13 - Socks

5.1K 704 190
                                    

Je crois que je suis heureuse. En fait, je ne crois pas. Je le suis. Mais il y a un problème de taille. Duncan aussi, semble heureux ; le sourire qui s'étend sur ses lèvres en dit long, les mouvements doux de ses doigts dans mes cheveux aussi. Je n'ai pas pu résister, j'ai décidé de me la jouer égoïste.

Il avait totalement raison quand il disait que j'avais envie de vivre et non de finir ma vie seule, comme ma chaussette qui trône désespérément au bout de mon lit. Elle est seule, affalée sur le sol et triste. Un peu comme moi, parfois. La différence entre la chaussette et moi, c'est qu'elle a perdu son double ; je l'ai perdu, peut-être qu'il se trouve apeuré dans le noir, sous mon lit. Quant à moi, je viens de trouver mon double. Enfin, Duncan quoi.

Pourtant, elle était belle, toute rose, fabriquée dans un coton on ne peut plus doux. Moi, je suis tout l'inverse, je suis loin d'être fabriquée dans une matière douce, j'ai une maladie en moi qui m'empêche de vivre. Alors, qui a le pire sort ? Ma chaussette qui a une longue vie devant elle mais qui a perdu l'amour de sa vie, ou moi qui ai trouvé le mien mais qui dois quitter précipitamment la vie ?

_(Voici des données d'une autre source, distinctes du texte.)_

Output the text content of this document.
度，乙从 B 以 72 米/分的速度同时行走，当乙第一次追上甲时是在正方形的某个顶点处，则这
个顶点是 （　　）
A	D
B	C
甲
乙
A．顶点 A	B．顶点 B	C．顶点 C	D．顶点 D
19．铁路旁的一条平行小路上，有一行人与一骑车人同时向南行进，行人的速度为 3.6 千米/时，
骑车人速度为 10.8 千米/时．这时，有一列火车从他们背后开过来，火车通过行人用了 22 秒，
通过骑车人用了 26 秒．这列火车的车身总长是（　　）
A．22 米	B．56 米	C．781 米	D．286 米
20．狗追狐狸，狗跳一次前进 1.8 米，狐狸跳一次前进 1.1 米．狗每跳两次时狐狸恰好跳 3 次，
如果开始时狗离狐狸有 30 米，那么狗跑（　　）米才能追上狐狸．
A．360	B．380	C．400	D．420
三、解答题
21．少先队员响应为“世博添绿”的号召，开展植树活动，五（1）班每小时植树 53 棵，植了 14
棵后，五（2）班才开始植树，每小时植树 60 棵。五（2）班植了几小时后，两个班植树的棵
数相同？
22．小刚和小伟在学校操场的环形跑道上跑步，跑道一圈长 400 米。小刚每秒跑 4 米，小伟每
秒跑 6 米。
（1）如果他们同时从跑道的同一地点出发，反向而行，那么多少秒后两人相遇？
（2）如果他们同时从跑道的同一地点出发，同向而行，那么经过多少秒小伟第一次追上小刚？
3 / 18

Je n'ai jamais prétendu ne pas avoir envie de vivre. Je veux faire tout ça, vivre, aimer, être aimée. Je trouvais juste ces envies égoïstes. Mais Duncan a l'air déterminé à ne pas me laisser tomber, alors je me dis qu'il est un grand garçon ; il a fait son choix. Il a décidé de m'embrasser, il a décidé de m'aimer et de me faire vivre.

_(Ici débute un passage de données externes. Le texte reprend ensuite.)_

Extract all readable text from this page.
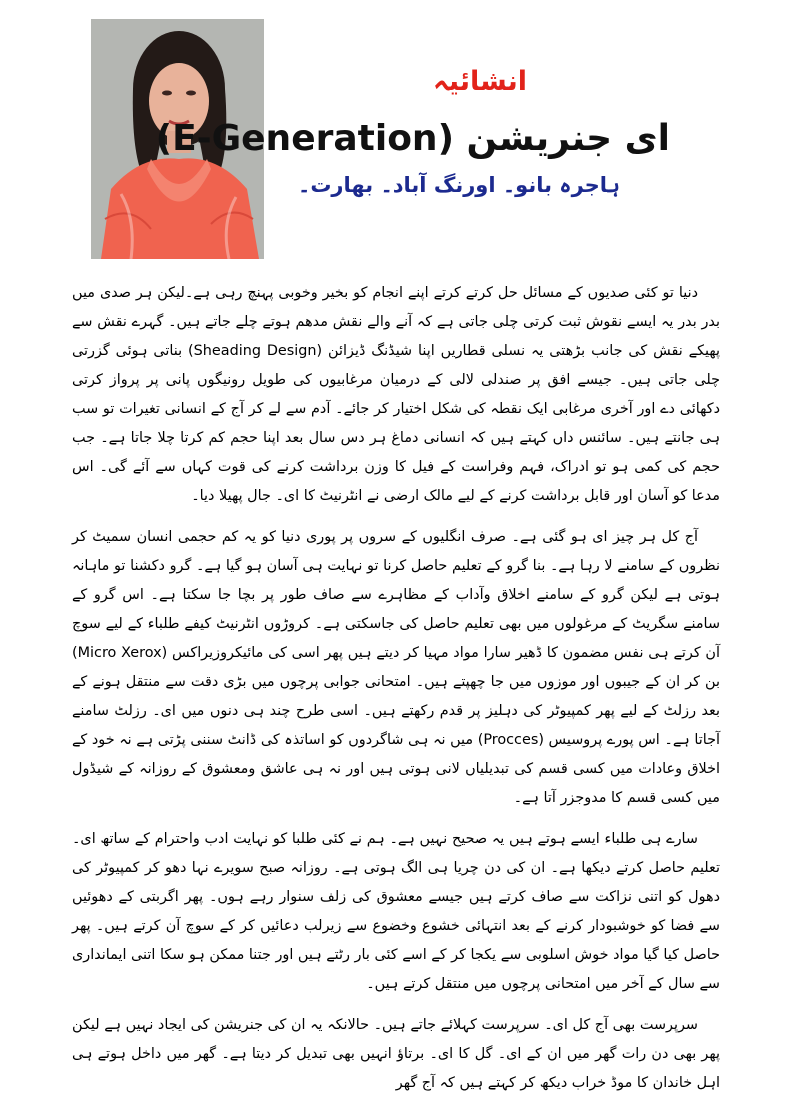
انشائیہ
ای جنریشن (E-Generation)
ہاجرہ بانو۔ اورنگ آباد۔ بھارت۔

دنیا تو کئی صدیوں کے مسائل حل کرتے کرتے اپنے انجام کو بخیر وخوبی پہنچ رہی ہے۔لیکن ہر صدی میں بدر بدر یہ ایسے نقوش ثبت کرتی چلی جاتی ہے کہ آنے والے نقش مدھم ہوتے چلے جاتے ہیں۔ گہرے نقش سے پھیکے نقش کی جانب بڑھتی یہ نسلی قطاریں اپنا شیڈنگ ڈیزائن (Sheading Design) بناتی ہوئی گزرتی چلی جاتی ہیں۔ جیسے افق پر صندلی لالی کے درمیان مرغابیوں کی طویل رونیگوں پانی پر پرواز کرتی دکھائی دے اور آخری مرغابی ایک نقطہ کی شکل اختیار کر جائے۔ آدم سے لے کر آج کے انسانی تغیرات تو سب ہی جانتے ہیں۔ سائنس داں کہتے ہیں کہ انسانی دماغ ہر دس سال بعد اپنا حجم کم کرتا چلا جاتا ہے۔ جب حجم کی کمی ہو تو ادراک، فہم وفراست کے فیل کا وزن برداشت کرنے کی قوت کہاں سے آئے گی۔ اس مدعا کو آسان اور قابل برداشت کرنے کے لیے مالک ارضی نے انٹرنیٹ کا ای۔ جال پھیلا دیا۔

آج کل ہر چیز ای ہو گئی ہے۔ صرف انگلیوں کے سروں پر پوری دنیا کو یہ کم حجمی انسان سمیٹ کر نظروں کے سامنے لا رہا ہے۔ بنا گرو کے تعلیم حاصل کرنا تو نہایت ہی آسان ہو گیا ہے۔ گرو دکشنا تو ماہانہ ہوتی ہے لیکن گرو کے سامنے اخلاق وآداب کے مظاہرے سے صاف طور پر بچا جا سکتا ہے۔ اس گرو کے سامنے سگریٹ کے مرغولوں میں بھی تعلیم حاصل کی جاسکتی ہے۔ کروڑوں انٹرنیٹ کیفے طلباء کے لیے سوچ آن کرتے ہی نفس مضمون کا ڈھیر سارا مواد مہیا کر دیتے ہیں پھر اسی کی مائیکروزیراکس (Micro Xerox) بن کر ان کے جیبوں اور موزوں میں جا چھپتے ہیں۔ امتحانی جوابی پرچوں میں بڑی دقت سے منتقل ہونے کے بعد رزلٹ کے لیے پھر کمپیوٹر کی دہلیز پر قدم رکھتے ہیں۔ اسی طرح چند ہی دنوں میں ای۔ رزلٹ سامنے آجاتا ہے۔ اس پورے پروسیس (Procces) میں نہ ہی شاگردوں کو اساتذہ کی ڈانٹ سننی پڑتی ہے نہ خود کے اخلاق وعادات میں کسی قسم کی تبدیلیاں لانی ہوتی ہیں اور نہ ہی عاشق ومعشوق کے روزانہ کے شیڈول میں کسی قسم کا مدوجزر آتا ہے۔

سارے ہی طلباء ایسے ہوتے ہیں یہ صحیح نہیں ہے۔ ہم نے کئی طلبا کو نہایت ادب واحترام کے ساتھ ای۔ تعلیم حاصل کرتے دیکھا ہے۔ ان کی دن چریا ہی الگ ہوتی ہے۔ روزانہ صبح سویرے نہا دھو کر کمپیوٹر کی دھول کو اتنی نزاکت سے صاف کرتے ہیں جیسے معشوق کی زلف سنوار رہے ہوں۔ پھر اگربتی کے دھوئیں سے فضا کو خوشبودار کرنے کے بعد انتہائی خشوع وخضوع سے زیرلب دعائیں کر کے سوچ آن کرتے ہیں۔ پھر حاصل کیا گیا مواد خوش اسلوبی سے یکجا کر کے اسے کئی بار رٹتے ہیں اور جتنا ممکن ہو سکا اتنی ایمانداری سے سال کے آخر میں امتحانی پرچوں میں منتقل کرتے ہیں۔

سرپرست بھی آج کل ای۔ سرپرست کہلائے جاتے ہیں۔ حالانکہ یہ ان کی جنریشن کی ایجاد نہیں ہے لیکن پھر بھی دن رات گھر میں ان کے ای۔ گل کا ای۔ برتاؤ انہیں بھی تبدیل کر دیتا ہے۔ گھر میں داخل ہوتے ہی اہل خاندان کا موڈ خراب دیکھ کر کہتے ہیں کہ آج گھر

Mon regard se pose désormais sur ma chaussette, ce qui me fait sourire.

— Qu'est-ce qui te fait sourire comme ça ? me demande Duncan.

— Ma chaussette.

Il m'éloigne un peu de lui pour mieux me regarder. Il plisse les yeux.

— Est-ce que tu vas bien ? demande-t-il inquiet.

— Je vais totalement bien. Mais j'étais en train de me dire que... j'ai perdu la deuxième. C'est triste.

Il continue de plisser les yeux comme si j'avais dit la chose la plus insensée qui soit. OK, il est vrai que depuis que j'ai eu mon diagnostic, je me sens à fleur de peau et plus sensible. Autrement dit, ce ne serait vraiment pas approprié pour moi de regarder Titanic dans ces conditions. A part si vous voulez savoir s'il est possible d'inonder une chambre avec ses larmes. Duncan me prend probablement pour une folle, mais ce que je dis a un sens, ce n'est pas totalement bête. Je pense juste au sens de la vie.

— Peut-être que l'autre chaussette s'en est allée parce que ta chambre en bordel lui faisait peur ? propose-t-il.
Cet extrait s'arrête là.